Pour lui, la notion fondamentale est celle du caractère discontinu des transformations, dans lesquelles une substance passe d'une structure moléculaire à une autre. Ces formes sont dites mésomorphes.
« Ce qui caractérise les corps de Lehmann, ce n'est pas leur état plus ou moins fluide. Ce sont leurs structures, extrêmement particulières, d'un petit nombre, toujours les mêmes. Tout ce qui va suivre mettra en évidence, je l'espère, que les corps signalés par Lehmann constituent deux formes entièrement nouvelles de la matière, séparées sans aucune exception de la forme cristalline et de la forme amorphe (liquide isotrope) par des discontinuités, de même que la forme cristalline et la forme amorphe sont séparées entre elles, sans exception, par une discontinuité. »
L'ordre moléculaire diffère d'une phase à l'autre pour un même corps, l'observation met en évidence les défauts de la structure. Dans les nématiques, ils apparaissent comme des fils qui nagent dans le cristal liquide. Les molécules sont orientées en moyenne parallèlement à une direction, sans qu'il y ait répartition en couches. Dans les smectiques, ils prennent une étonnante géométrie de domaines focaux. Les molécules sont réparties en couches parallèles ; leur axe optique est normal au plan, et elles sont tournées d'un angle quelconque autour de cet axe. Si les cholestériques montrent des propriétés proches de celles des smectiques (coniques focales, couleurs chatoyantes), il les rapproche des nématiques tout en les distinguant. Dans les nématiques et les cholestériques, l'absence de diffraction aux rayons X montre que la distribution spatiale des molécules est quelconque. Mais ses expériences lui permettent d'interpréter les propriétés optiques des cholestériques comme étant dues à la dissymétrie des molécules sur leur axe (chiralité), ceci générant des défauts de torsion dans la substance. Toutes ces interprétations remarquables sont nées de l'observation au microscope polarisant.
En référence aux défauts observés dans les fluides cristallins, il nomme cette phase « nématique » (du grec νῆμα, nêma, « fil »). Les cristaux liquides étant structurellement semblables aux formes que prend le savon en solution, cette phase est nommée « smectique » (du grec σμῆγμα, smêgma, « savon »).
« J'appellerai smectiques les formes, corps, phases, etc. du premier type (une partie des Fliessende Kr., Schleimig flüssige Kr. de Lehmann : liquides à coniques), parce que les savons, dans les conditions ordinaires de température, sont de ce groupe, et que les oléates de potassium, en particulier, ont été les premiers corps de ce genre signalés.

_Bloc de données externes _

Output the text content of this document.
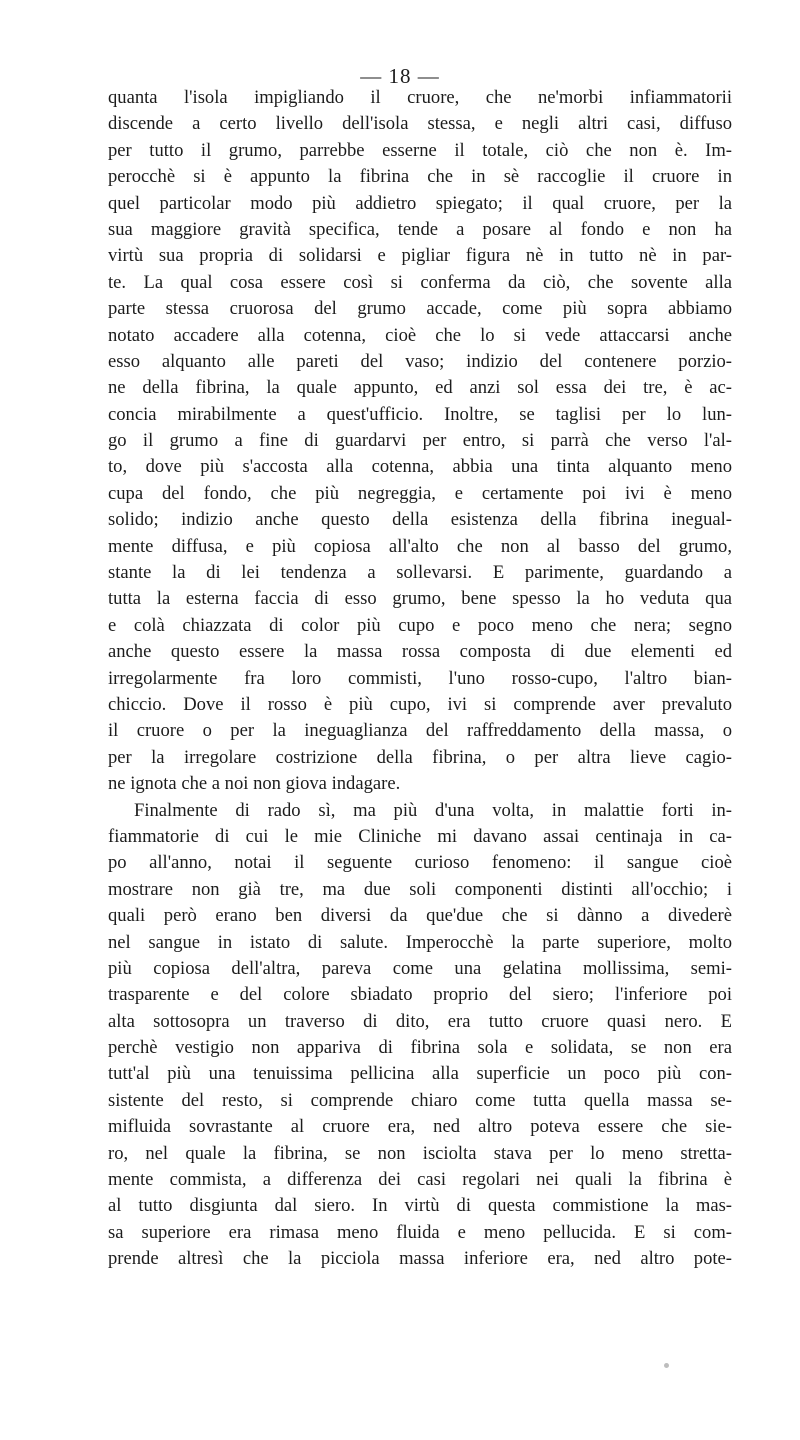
— 18 —
quanta l'isola impigliando il cruore, che ne'morbi infiammatorii
discende a certo livello dell'isola stessa, e negli altri casi, diffuso
per tutto il grumo, parrebbe esserne il totale, ciò che non è. Im-
perocchè si è appunto la fibrina che in sè raccoglie il cruore in
quel particolar modo più addietro spiegato; il qual cruore, per la
sua maggiore gravità specifica, tende a posare al fondo e non ha
virtù sua propria di solidarsi e pigliar figura nè in tutto nè in par-
te. La qual cosa essere così si conferma da ciò, che sovente alla
parte stessa cruorosa del grumo accade, come più sopra abbiamo
notato accadere alla cotenna, cioè che lo si vede attaccarsi anche
esso alquanto alle pareti del vaso; indizio del contenere porzio-
ne della fibrina, la quale appunto, ed anzi sol essa dei tre, è ac-
concia mirabilmente a quest'ufficio. Inoltre, se taglisi per lo lun-
go il grumo a fine di guardarvi per entro, si parrà che verso l'al-
to, dove più s'accosta alla cotenna, abbia una tinta alquanto meno
cupa del fondo, che più negreggia, e certamente poi ivi è meno
solido; indizio anche questo della esistenza della fibrina inegual-
mente diffusa, e più copiosa all'alto che non al basso del grumo,
stante la di lei tendenza a sollevarsi. E parimente, guardando a
tutta la esterna faccia di esso grumo, bene spesso la ho veduta qua
e colà chiazzata di color più cupo e poco meno che nera; segno
anche questo essere la massa rossa composta di due elementi ed
irregolarmente fra loro commisti, l'uno rosso-cupo, l'altro bian-
chiccio. Dove il rosso è più cupo, ivi si comprende aver prevaluto
il cruore o per la ineguaglianza del raffreddamento della massa, o
per la irregolare costrizione della fibrina, o per altra lieve cagio-
ne ignota che a noi non giova indagare.
Finalmente di rado sì, ma più d'una volta, in malattie forti in-
fiammatorie di cui le mie Cliniche mi davano assai centinaja in ca-
po all'anno, notai il seguente curioso fenomeno: il sangue cioè
mostrare non già tre, ma due soli componenti distinti all'occhio; i
quali però erano ben diversi da que'due che si dànno a divederè
nel sangue in istato di salute. Imperocchè la parte superiore, molto
più copiosa dell'altra, pareva come una gelatina mollissima, semi-
trasparente e del colore sbiadato proprio del siero; l'inferiore poi
alta sottosopra un traverso di dito, era tutto cruore quasi nero. E
perchè vestigio non appariva di fibrina sola e solidata, se non era
tutt'al più una tenuissima pellicina alla superficie un poco più con-
sistente del resto, si comprende chiaro come tutta quella massa se-
mifluida sovrastante al cruore era, ned altro poteva essere che sie-
ro, nel quale la fibrina, se non isciolta stava per lo meno stretta-
mente commista, a differenza dei casi regolari nei quali la fibrina è
al tutto disgiunta dal siero. In virtù di questa commistione la mas-
sa superiore era rimasa meno fluida e meno pellucida. E si com-
prende altresì che la picciola massa inferiore era, ned altro pote-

J'appellerai nématiques les formes, phases, etc. du second type (Flüssige Kr., Tropfbar flüssige Kr. de Lehmann : liquides à fils) à cause de discontinuités linéaires, contournées comme des fils, qui sont leurs caractères saillants. »
La même espèce chimique peut présenter, dans des domaines de température différents, des phases cristalline solide, smectique, nématique et liquide isotrope. Georges Friedel refusait le terme « cristaux liquides », il préférait « stases mésomorphes » ; mais le terme original est resté.
« Je désignerais sous ce nom (les états mésomorphes de la matière) les états particuliers que présentent les corps signalés par Lehmann à partir de 1889 sous le nom de cristaux liquides ou fluides cristallins. Sur la foi de ces dénominations, très malheureuses mais sans cesse répétées depuis trente ans, beaucoup de gens s'imaginent que les corps si curieux sur lesquels Lehmann a eu le grand mérite d'attirer l'attention, mais qu'il a eu tort de mal nommer, ne sont autre chose que des substances cristallisées, différant simplement de celle qui étaient antérieurement connues par leur degré plus ou moins grand de la fluidité. En fait, il s'agit de tout autre chose d'infiniment plus intéressant que ne seraient de simples cristaux plus ou moins fluides. »
Les travaux de Friedel et de ses collaborateurs ont permis de classifier le domaine des stases mésomorphes, et de les caractériser par leur structure.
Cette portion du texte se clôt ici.